At this point why not make the agents use a restricted subset of python, typescript or lua or something.
Bash has been unchanged for decades but its not a very nice language.
I know pydantic has been experimenting with https://github.com/pydantic/monty (restricted python) and I think Cloudflare and co were experimenting with giving typescript to agents.
This is a really interesting idea. I wonder if something like Luau would be a good solution here - it's a typed version of Lua meant for sandboxing (built for Roblox scripting) that has a lot of guardrails on it.
If you present most LLM's with a run_python tool it won't realize that it can access a standard Linux userspace with it even if it's explicitly detailed. But spiritually the same tool called run_shell it will use correctly.
Gotta work with what's in the training data I suppose.
Agents really do not care at all how "nice" a language is. You only need to be picky with language if a human is going to be working with the code. I get the impression that is not the use case here though
I might have misinterpreted what the submitted link is offering then. I thought this was some "secure" sandboxing thing where agents can write ephemeral scripts as tool calls to take arbitrary actions. No human will be looking at that.

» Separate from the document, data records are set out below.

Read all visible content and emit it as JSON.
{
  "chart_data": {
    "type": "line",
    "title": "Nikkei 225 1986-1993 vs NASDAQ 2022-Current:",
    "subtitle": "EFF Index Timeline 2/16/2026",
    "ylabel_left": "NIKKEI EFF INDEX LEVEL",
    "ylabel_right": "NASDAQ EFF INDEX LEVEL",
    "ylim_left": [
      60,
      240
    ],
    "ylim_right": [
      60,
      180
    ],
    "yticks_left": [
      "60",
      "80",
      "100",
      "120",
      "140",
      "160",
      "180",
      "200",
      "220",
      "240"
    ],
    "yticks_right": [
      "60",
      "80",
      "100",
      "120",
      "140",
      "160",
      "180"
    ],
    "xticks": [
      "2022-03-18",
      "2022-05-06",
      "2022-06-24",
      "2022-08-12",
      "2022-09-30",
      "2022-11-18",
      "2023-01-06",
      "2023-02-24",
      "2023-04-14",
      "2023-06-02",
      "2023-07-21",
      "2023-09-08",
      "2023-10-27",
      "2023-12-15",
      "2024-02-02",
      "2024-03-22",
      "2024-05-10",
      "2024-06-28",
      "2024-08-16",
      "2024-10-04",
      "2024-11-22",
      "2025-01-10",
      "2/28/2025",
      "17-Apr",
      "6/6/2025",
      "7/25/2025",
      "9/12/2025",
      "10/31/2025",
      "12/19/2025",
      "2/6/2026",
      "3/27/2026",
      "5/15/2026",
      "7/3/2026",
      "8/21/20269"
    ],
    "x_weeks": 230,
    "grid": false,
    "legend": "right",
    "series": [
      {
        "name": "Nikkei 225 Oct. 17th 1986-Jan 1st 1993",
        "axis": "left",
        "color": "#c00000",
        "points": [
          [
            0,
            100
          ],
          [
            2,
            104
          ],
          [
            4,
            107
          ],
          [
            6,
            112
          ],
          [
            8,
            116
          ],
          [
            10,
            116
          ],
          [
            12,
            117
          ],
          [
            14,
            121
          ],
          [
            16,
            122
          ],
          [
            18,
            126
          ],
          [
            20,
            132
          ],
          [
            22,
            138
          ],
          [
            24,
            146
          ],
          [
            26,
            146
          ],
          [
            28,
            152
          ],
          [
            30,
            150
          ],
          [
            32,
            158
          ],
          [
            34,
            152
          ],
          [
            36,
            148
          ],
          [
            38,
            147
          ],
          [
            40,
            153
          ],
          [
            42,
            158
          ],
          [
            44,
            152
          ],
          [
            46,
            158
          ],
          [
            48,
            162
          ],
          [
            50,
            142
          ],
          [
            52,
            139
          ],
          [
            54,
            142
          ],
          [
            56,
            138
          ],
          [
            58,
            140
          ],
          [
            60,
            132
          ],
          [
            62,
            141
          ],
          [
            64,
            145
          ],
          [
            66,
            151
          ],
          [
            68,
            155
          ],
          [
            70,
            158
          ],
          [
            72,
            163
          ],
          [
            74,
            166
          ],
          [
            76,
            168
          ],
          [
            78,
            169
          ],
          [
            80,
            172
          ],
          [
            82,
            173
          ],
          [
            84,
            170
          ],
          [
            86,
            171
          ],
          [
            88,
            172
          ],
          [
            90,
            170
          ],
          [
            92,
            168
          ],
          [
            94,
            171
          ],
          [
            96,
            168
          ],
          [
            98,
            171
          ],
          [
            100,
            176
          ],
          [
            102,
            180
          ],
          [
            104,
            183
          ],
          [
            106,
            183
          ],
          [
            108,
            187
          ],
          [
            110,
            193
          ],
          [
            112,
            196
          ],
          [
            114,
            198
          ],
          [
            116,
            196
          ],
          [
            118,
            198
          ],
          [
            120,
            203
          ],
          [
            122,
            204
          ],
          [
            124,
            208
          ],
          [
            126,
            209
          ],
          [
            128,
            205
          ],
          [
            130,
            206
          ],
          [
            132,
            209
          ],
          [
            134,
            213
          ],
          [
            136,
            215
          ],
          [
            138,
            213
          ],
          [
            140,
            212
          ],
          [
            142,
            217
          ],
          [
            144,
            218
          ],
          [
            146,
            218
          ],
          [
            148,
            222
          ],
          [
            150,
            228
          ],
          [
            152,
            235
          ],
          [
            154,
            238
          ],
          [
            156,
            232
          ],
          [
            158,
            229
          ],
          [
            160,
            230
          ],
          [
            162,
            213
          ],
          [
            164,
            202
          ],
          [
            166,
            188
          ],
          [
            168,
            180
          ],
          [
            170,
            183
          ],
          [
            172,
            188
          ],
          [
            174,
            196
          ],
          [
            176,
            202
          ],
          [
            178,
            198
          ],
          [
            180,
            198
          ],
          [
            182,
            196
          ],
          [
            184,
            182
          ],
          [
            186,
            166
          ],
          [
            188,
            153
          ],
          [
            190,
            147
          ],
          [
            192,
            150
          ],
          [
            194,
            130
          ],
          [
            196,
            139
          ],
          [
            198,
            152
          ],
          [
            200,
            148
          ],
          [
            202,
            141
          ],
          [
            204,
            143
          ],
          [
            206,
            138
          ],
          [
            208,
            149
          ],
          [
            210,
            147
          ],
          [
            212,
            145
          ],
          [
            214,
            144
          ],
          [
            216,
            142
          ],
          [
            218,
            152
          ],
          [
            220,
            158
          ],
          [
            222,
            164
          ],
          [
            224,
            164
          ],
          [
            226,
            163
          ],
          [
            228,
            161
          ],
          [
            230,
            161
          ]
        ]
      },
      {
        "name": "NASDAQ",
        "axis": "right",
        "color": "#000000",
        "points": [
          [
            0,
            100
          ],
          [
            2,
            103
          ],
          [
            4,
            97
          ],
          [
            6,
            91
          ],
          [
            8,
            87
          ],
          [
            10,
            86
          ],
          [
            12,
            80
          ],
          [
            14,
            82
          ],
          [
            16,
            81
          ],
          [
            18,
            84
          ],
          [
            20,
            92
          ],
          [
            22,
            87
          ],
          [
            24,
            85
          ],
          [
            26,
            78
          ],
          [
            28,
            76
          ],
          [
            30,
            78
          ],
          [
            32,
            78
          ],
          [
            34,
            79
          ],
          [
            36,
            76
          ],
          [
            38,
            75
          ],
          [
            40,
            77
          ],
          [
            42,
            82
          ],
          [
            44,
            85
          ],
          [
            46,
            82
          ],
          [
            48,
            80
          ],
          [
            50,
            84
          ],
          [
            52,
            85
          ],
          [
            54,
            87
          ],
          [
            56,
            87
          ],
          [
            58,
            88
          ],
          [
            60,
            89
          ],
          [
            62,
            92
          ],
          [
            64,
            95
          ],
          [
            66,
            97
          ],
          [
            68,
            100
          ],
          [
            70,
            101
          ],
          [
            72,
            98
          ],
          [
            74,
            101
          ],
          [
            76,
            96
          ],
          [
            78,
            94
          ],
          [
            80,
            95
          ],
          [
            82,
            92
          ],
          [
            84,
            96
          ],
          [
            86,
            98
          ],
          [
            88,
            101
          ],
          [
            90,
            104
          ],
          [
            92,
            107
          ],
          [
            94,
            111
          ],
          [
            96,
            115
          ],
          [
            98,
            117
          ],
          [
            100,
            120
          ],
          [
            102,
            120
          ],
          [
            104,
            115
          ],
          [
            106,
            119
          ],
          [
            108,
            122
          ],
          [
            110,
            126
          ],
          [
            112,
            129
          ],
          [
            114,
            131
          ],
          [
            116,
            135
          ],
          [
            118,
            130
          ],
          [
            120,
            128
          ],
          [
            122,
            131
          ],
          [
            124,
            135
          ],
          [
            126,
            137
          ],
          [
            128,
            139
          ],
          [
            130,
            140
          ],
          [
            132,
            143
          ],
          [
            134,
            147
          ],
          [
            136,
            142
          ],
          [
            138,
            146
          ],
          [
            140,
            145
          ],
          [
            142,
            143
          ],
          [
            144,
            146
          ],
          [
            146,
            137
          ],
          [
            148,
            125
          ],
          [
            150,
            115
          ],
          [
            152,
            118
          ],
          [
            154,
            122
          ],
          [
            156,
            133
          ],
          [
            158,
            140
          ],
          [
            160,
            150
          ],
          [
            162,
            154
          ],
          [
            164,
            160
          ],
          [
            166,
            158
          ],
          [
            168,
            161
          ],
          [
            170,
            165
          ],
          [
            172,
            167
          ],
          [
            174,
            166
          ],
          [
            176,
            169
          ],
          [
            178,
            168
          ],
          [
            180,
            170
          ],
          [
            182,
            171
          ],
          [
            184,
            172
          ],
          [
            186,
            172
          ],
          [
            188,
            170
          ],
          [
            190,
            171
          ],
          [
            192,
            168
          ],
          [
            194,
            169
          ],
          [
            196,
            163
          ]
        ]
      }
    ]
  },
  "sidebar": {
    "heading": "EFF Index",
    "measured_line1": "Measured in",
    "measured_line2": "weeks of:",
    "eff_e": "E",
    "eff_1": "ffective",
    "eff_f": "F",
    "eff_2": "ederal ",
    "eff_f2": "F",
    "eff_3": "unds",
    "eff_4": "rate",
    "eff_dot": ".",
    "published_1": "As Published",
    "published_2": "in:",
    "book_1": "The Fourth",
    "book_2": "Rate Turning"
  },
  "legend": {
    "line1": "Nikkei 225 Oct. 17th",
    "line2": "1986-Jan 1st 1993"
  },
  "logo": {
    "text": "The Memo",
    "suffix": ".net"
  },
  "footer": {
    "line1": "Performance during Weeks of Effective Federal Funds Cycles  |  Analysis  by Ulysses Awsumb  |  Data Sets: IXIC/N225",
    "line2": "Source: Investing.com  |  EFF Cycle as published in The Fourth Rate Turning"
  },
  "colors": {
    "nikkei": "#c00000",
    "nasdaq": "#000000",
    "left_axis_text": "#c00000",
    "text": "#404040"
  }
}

It's not checked into a repo and is not maintained.
One-off throwaway scripts can be written in literally anything. It does not matter.
TIL about Monty. A number of people have tried to sandbox [python,] using python and user space; but ultimately they've all concluded that you can't sandbox python with python.

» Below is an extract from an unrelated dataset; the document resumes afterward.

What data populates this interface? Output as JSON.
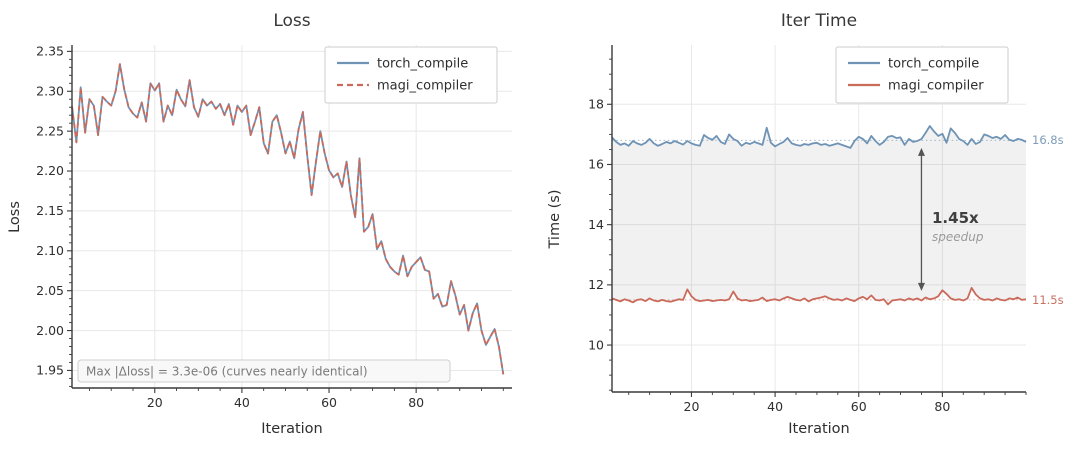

Virtual Machines are a better workload isolation boundary than Containers are a better workload isolation boundary than bubblewrap and a WASM runtime.
> Should a (formally verified) policy engine run within the same WASM runtime, or should it be enforced by the WASM runtime, or by the VM or Container that the WASM runtime runs within?
> How do these userspace policies compare to MAC and DAC implementations like SELinux AVC, AppArmor, Systemd SyscallFilter, and seccomp with containers for example?
I'll add that agents (CC/Codex) very often screw up escaping/quoting with their bash scripts and waste tokens figuring out what happened. It's worse when it's a script they save and re use because it's often a code injection vulnerability.
I want them to be better at it, but given how hard it is for me as a human to get it right (which is to say, I get it wrong a lot, especially handling new lines in filenames, or filenames that start with --) I find it hard to fault them too much.
just-bash comes with Python installed, so in a way that's what this has done. I've used this for some prototypes with AI tools (via bash-tool), can't really productionise it in our current setup, but it worked very well and was undeniably pretty cool.
Agreed! Very notable codex behavior to prefer python for scripting purposes.
I keep telling myself to make a good zx skills or agents.md. I really like zx ergonomics & it's output when it shells out is friendly.
Top comments are lua. I respect it, and those look like neat tools. But please, not what I want to look at. It would be interesting to see how Lua fairs for scripting purposes though; I haven't done enough io to know what that would look like. Does it assume some uv wrapper too?
> std::slop is a persistent, SQLite-driven C++ CLI agent. It remembers your work through per-session ledgers, providing long-term recall, structured state management. std::slop features built-in Git integration. It's goal is to be an agent for which the context and its use fully transparent and configurable.
Well the original llama did kick off the era of open source LLMs. Most original open source LLMs were based on the llama architecture. And look where we are now OSS modles are very close to frontier.
It may not have benefitted Meta but it commoditizatised LLMs.